The whole point of AWS is to use services on demand; it's like buying 133 conference tickets for your 100 person company.
Honestly this isn’t ultimately engineerings fault. This is a SaaS business Someone in their company is responsible for the COGS KPI. For that person to either not notice an increase in COGS, or to not be aggressively incentivizing engineering to reduce COGS, is giant red flag.
That's a decade-old misconception about how people actually use AWS.
Most servers I've seen in AWS are permanent.
In fact, it's an anti-pattern to wait until you need more capacity to scale up, since those servers may not be available, especially in newer instance families.

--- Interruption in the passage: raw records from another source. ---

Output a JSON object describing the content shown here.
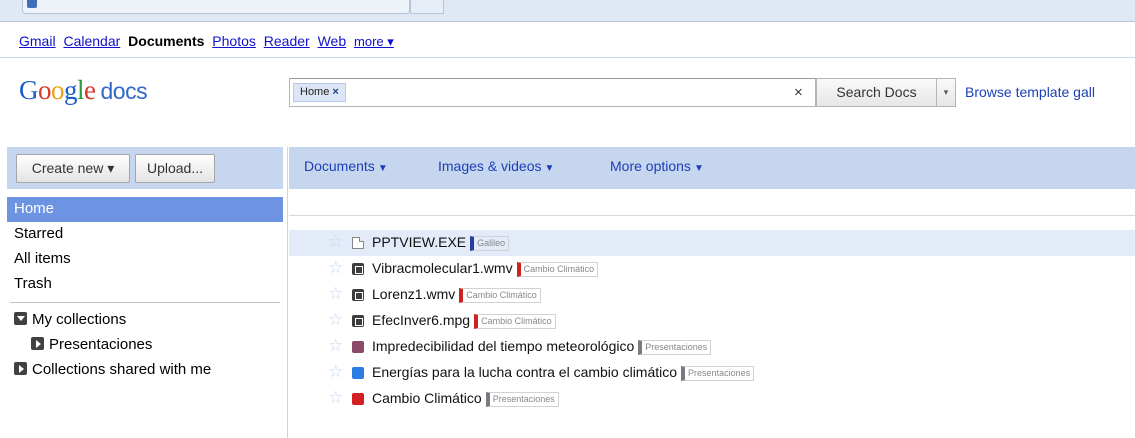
{
  "gbar": {
    "links": [
      "Gmail",
      "Calendar"
    ],
    "current": "Documents",
    "links_after": [
      "Photos",
      "Reader",
      "Web"
    ],
    "more": "more ▾"
  },
  "logo": {
    "google": "Google",
    "product": "docs"
  },
  "search": {
    "chip_label": "Home",
    "chip_close": "×",
    "clear": "×",
    "button": "Search Docs",
    "dropdown": "▾",
    "browse": "Browse template gall"
  },
  "left": {
    "create_new": "Create new ▾",
    "upload": "Upload...",
    "nav": [
      "Home",
      "Starred",
      "All items",
      "Trash"
    ],
    "my_collections": "My collections",
    "presentaciones": "Presentaciones",
    "shared": "Collections shared with me"
  },
  "toolbar": {
    "documents": "Documents",
    "images": "Images & videos",
    "more_options": "More options",
    "arrow": "▼"
  },
  "files": [
    {
      "name": "PPTVIEW.EXE",
      "tag": "Galileo",
      "icon": "doc-icon",
      "color": "#2a3c9c",
      "highlight": true
    },
    {
      "name": "Vibracmolecular1.wmv",
      "tag": "Cambio Climático",
      "icon": "video-icon",
      "color": "#cc2222"
    },
    {
      "name": "Lorenz1.wmv",
      "tag": "Cambio Climático",
      "icon": "video-icon",
      "color": "#cc2222"
    },
    {
      "name": "EfecInver6.mpg",
      "tag": "Cambio Climático",
      "icon": "video-icon",
      "color": "#cc2222"
    },
    {
      "name": "Impredecibilidad del tiempo meteorológico",
      "tag": "Presentaciones",
      "icon": "presentation-icon",
      "icon_color": "#8a4a68",
      "color": "#7a7a82"
    },
    {
      "name": "Energías para la lucha contra el cambio climático",
      "tag": "Presentaciones",
      "icon": "presentation-icon",
      "icon_color": "#2a7de3",
      "color": "#7a7a82"
    },
    {
      "name": "Cambio Climático",
      "tag": "Presentaciones",
      "icon": "presentation-icon",
      "icon_color": "#d42020",
      "color": "#7a7a82"
    }
  ]
}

Even if the needed instances available, typically ASGs don't react the way you expect without a lot of experimentation (ie. outages.) An example is if traffic increases load, your health check may consider the servers to be unhealthy and start killing them, creating a death spiral.

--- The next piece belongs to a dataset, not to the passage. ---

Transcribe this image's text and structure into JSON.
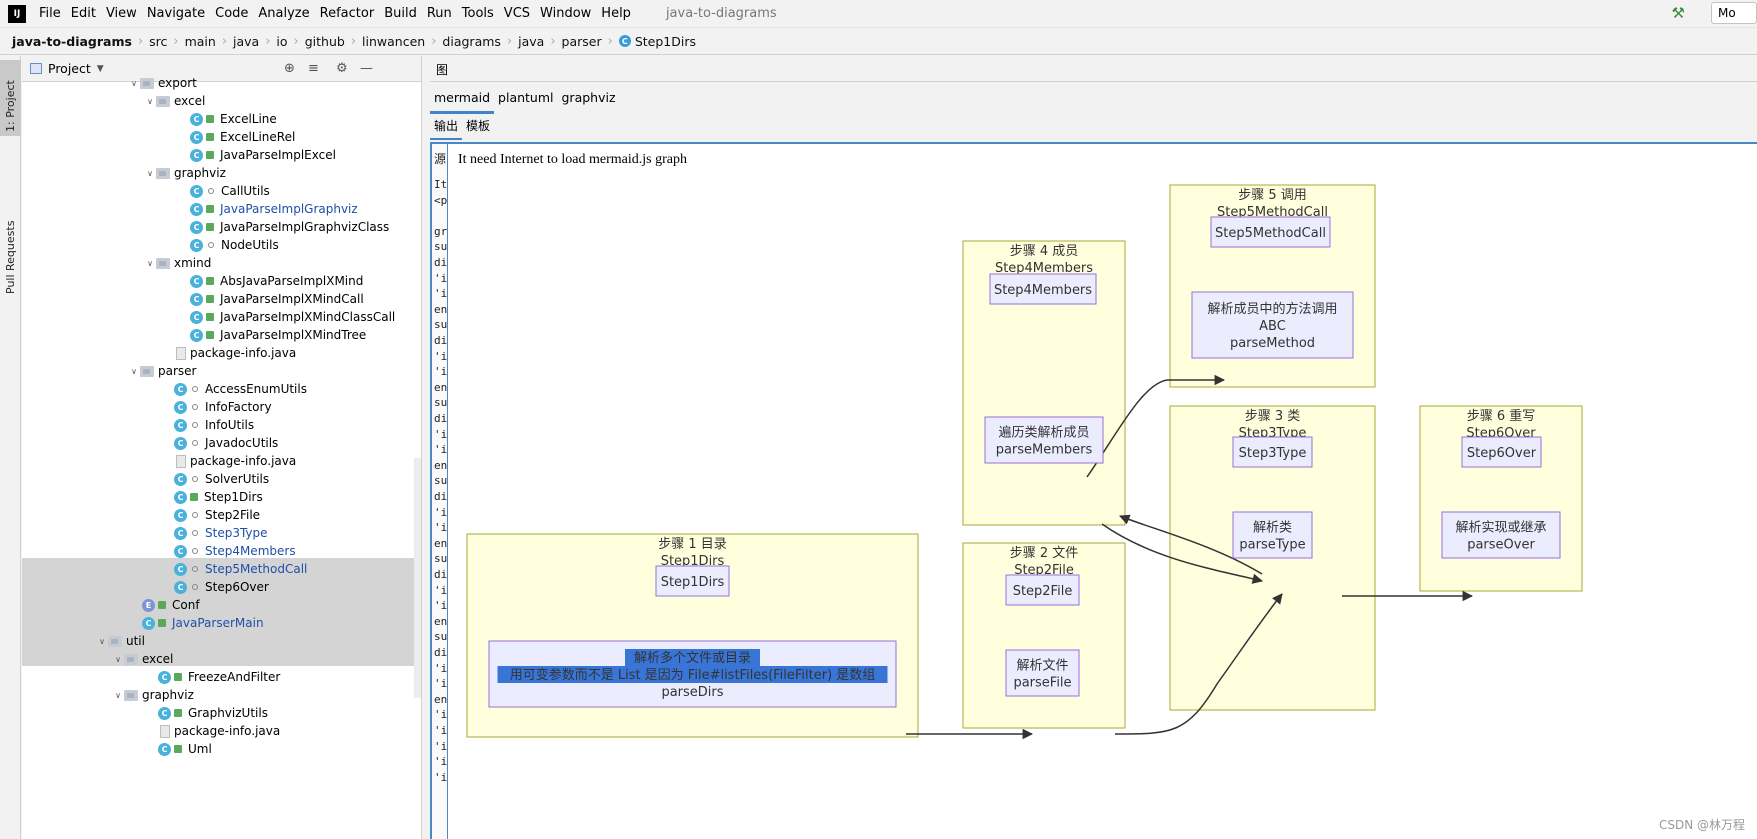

That being said, it's true that an ALB doesn't offer throttling capability like a true reverse proxy such as HAProxy provides, were you can cap the number of concurrent requests and give a chance to your backend to avoid death by overload.
I wish there would be a way for ASGs to at least make the distinction between an unhealthy instance and an overloaded one.
I see two primary use cases of cloud:
1) You're a startup or just need something small, and want to focus on building your MVP, instead of messing around with colocated Linux servers. Cloud is much more expensive than those, but you don't care because you don't really need all that much, or maybe you are VC backed and have unlimited money.
2) You're a large company with broken internal processes. You can get server in company datacenter in three months after seven approvals (since it's capex), or you can spin up an EC2 instance. You don't care about cost since you have unlimited money.
Those are kind of medium scale "on demand" - not "I need 100 new servers right this minute" but "I need server in ten minutes intead of 'when I get to buy one' or 'in three months and 37 forms'".
In both cases, you're throwing money away, because time is more important for you than the extra money cloud costs.
Just stating that the waste was only 5% of the total savings.